Unlike her colleague from next-door Saskatchewan, Manitoba’s minister of sustainable development did not walk out of the federal/provincial/territorial environment ministers meeting in protest last week when Prime Minister Justin Trudeau announced a federal carbon pricing requirement by 2018.
Trudeau’s directive notwithstanding, Minister Cathy Cox’s mandate letter from Manitoba Premier Brian Pallister asks her to work with the federal government on “carbon pricing that fosters emissions reduction, keeps investment capital here and stimulates new innovation in clean energy, businesses and jobs.”
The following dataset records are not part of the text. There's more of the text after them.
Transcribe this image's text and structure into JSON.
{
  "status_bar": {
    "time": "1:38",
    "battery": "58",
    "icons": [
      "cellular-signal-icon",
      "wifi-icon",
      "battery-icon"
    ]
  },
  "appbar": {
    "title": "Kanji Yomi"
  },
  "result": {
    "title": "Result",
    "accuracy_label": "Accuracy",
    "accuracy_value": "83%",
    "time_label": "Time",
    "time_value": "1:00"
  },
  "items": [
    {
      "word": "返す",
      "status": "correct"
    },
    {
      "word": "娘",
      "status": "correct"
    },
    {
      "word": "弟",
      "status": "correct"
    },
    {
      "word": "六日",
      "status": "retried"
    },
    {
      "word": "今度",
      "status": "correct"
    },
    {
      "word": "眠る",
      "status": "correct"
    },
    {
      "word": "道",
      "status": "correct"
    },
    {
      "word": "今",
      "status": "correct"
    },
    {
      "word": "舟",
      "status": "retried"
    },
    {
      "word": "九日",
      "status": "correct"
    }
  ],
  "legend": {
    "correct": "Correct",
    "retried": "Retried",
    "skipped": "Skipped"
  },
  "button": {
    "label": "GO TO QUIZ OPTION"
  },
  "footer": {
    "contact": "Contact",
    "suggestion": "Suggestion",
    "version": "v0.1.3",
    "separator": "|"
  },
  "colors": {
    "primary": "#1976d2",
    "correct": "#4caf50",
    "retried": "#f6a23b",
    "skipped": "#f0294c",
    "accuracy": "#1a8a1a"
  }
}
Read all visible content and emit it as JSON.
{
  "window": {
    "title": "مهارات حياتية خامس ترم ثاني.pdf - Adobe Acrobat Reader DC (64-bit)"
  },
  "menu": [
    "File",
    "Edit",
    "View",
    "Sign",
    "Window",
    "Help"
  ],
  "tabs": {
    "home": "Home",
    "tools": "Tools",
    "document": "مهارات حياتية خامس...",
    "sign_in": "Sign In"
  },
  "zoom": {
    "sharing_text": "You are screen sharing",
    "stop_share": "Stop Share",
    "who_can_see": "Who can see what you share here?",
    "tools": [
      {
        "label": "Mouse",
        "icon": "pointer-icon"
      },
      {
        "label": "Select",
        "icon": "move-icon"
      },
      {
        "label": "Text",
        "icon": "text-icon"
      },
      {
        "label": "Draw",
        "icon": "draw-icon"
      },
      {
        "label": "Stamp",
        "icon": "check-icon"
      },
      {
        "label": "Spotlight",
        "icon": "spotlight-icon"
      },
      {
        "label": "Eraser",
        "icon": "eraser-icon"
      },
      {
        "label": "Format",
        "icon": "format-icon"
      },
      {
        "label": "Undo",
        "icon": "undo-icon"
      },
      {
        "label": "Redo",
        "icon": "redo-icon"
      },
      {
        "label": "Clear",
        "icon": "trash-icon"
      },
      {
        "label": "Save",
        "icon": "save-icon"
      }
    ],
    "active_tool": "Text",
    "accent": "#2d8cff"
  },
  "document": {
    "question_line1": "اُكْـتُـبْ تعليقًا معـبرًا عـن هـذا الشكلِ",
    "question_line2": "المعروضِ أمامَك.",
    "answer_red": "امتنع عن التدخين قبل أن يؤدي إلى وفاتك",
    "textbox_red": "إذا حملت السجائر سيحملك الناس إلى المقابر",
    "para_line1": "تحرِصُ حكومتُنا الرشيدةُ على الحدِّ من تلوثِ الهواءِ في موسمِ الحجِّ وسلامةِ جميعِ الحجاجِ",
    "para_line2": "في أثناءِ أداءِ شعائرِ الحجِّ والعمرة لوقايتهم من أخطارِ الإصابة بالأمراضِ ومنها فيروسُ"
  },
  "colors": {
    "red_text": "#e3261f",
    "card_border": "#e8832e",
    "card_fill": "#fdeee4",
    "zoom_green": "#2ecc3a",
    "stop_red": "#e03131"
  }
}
“It’s early days,” she says, in our conversation below. “We just got started and we’ve received clarity now from the federal government. We know we have to move forward, so that’s the next step in the process — more discussions with stakeholders. We want to get it right.”
While the details of this ‘made-in-Manitoba’ approach are still cloudy, one thing is sure: the cap and trade program announced by the previous NDP government is off the table, says Cox.
“I don’t think cap and trade is right for Manitoba. We have very few large emitters, and from what we’ve seen it would have poor environmental outcomes. It’s also a very long and complicated type of approach, so we’re looking at other methods of carbon pricing,” she notes, saying it’s too early to say what those “other methods” might look like.
Acknowledging agriculture’s importance to the Manitoba economy, Cox says she discussed farmers’ concerns about a carbon tax raising the cost of fuel, fertilizer and other inputs used to produce food with her federal counterpart at the meeting in Montreal last week.
“I talked personally to the federal minister — Minister McKenna — and raised those issues about the ag sector and the challenges they will face. I had a very positive response from her, and I think that any plan that we have will definitely give those considerations to the ag sector and the challenges that they do have,” she says.
Whether that will involve exemptions or compensation for carbon sequestration hasn’t been determined, she says, but the province has also committed to implementing an incentive-based ecological goods and services program based on the Alternative Land Use Services (ALUS) model.
So could an ALUS program be a place where farmers would see incentives or compensation for practices that sequester carbon?
“Yes, certainly,” says Cox.
With the federal carbon pricing mandate less than two years away, she says her department will share more information in the next few weeks on how Manitobans can offer input for the ‘made-in-Manitoba’ climate action plan.